When I started the Muniland blog in April, 2011, municipal bonds were being affected by a low interest rate environment, making them expensive and offering low yields to investors. Since non-institutional investors usually have to pay big mark-ups to buy them, it didn’t make sense to encourage people to own individual bonds. But the interest rate environment in the next year will be changing, and folks might want to consider good quality municipal bonds as long-term investments. It may start to make more sense that I talk about trading commentaries by muniland professionals.
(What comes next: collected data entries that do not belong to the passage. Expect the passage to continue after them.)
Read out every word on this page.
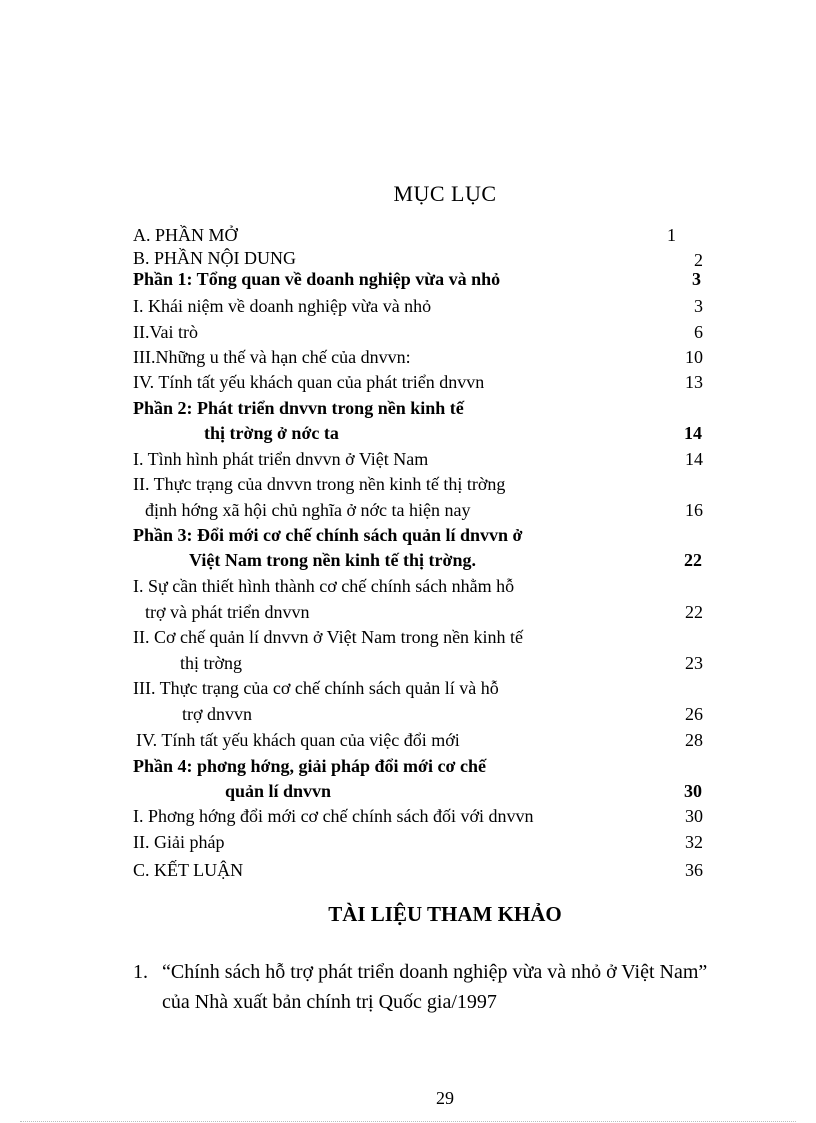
MỤC LỤC
A. PHẦN MỞ	1
B. PHẦN NỘI DUNG	2
Phần 1: Tổng quan về doanh nghiệp vừa và nhỏ	3
I. Khái niệm về doanh nghiệp vừa và nhỏ	3
II.Vai trò	6
III.Những u thế và hạn chế của dnvvn:	10
IV. Tính tất yếu khách quan của phát triển dnvvn	13
Phần 2: Phát triển dnvvn trong nền kinh tế
thị trờng ở nớc ta	14
I. Tình hình phát triển dnvvn ở Việt Nam	14
II. Thực trạng của dnvvn trong nền kinh tế thị trờng
định hớng xã hội chủ nghĩa ở nớc ta hiện nay	16
Phần 3: Đổi mới cơ chế chính sách quản lí dnvvn ở
Việt Nam trong nền kinh tế thị trờng.	22
I. Sự cần thiết hình thành cơ chế chính sách nhằm hỗ
trợ và phát triển dnvvn	22
II. Cơ chế quản lí dnvvn ở Việt Nam trong nền kinh tế
thị trờng	23
III. Thực trạng của cơ chế chính sách quản lí và hỗ
trợ dnvvn	26
IV. Tính tất yếu khách quan của việc đổi mới	28
Phần 4: phơng hớng, giải pháp đổi mới cơ chế
quản lí dnvvn	30
I. Phơng hớng đổi mới cơ chế chính sách đối với dnvvn	30
II. Giải pháp	32
C. KẾT LUẬN	36
TÀI LIỆU THAM KHẢO
1. “Chính sách hỗ trợ phát triển doanh nghiệp vừa và nhỏ ở Việt Nam”
của Nhà xuất bản chính trị Quốc gia/1997
29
One of the most-used benchmarks in muniland is the “Municipal-to-Treasury” ratio. Anthony Valeri writing for Learnbonds.com says:
Municipal valuations are at their most attractive levels of the past several years, according to average municipal-to-Treasury yield ratios. Average 10- and 30-year AAA municipal bond yields are 112 percent and 114 percent, respectively, of comparable maturity Treasury yields (using Municipal Market Advisors yield data) as of July 10, 2013. The higher the yield ratio, the more attractive municipal bonds are relative to Treasuries and vice versa. A ratio over 100 percent means that yields on top-rated municipal bonds are exceeding those of comparable Treasuries, and investors get the added tax-benefit to boot.
This benchmark tells us how municipal bonds are trading versus Treasury bonds. They are at high levels on a historical basis. There is a flag waving over the sector saying value is here today.
Valeri says that Muni-Treasury ratios are at levels not seen in several years, but the data chart that he uses shows the current highs are similar to the highs reached around August of 2012.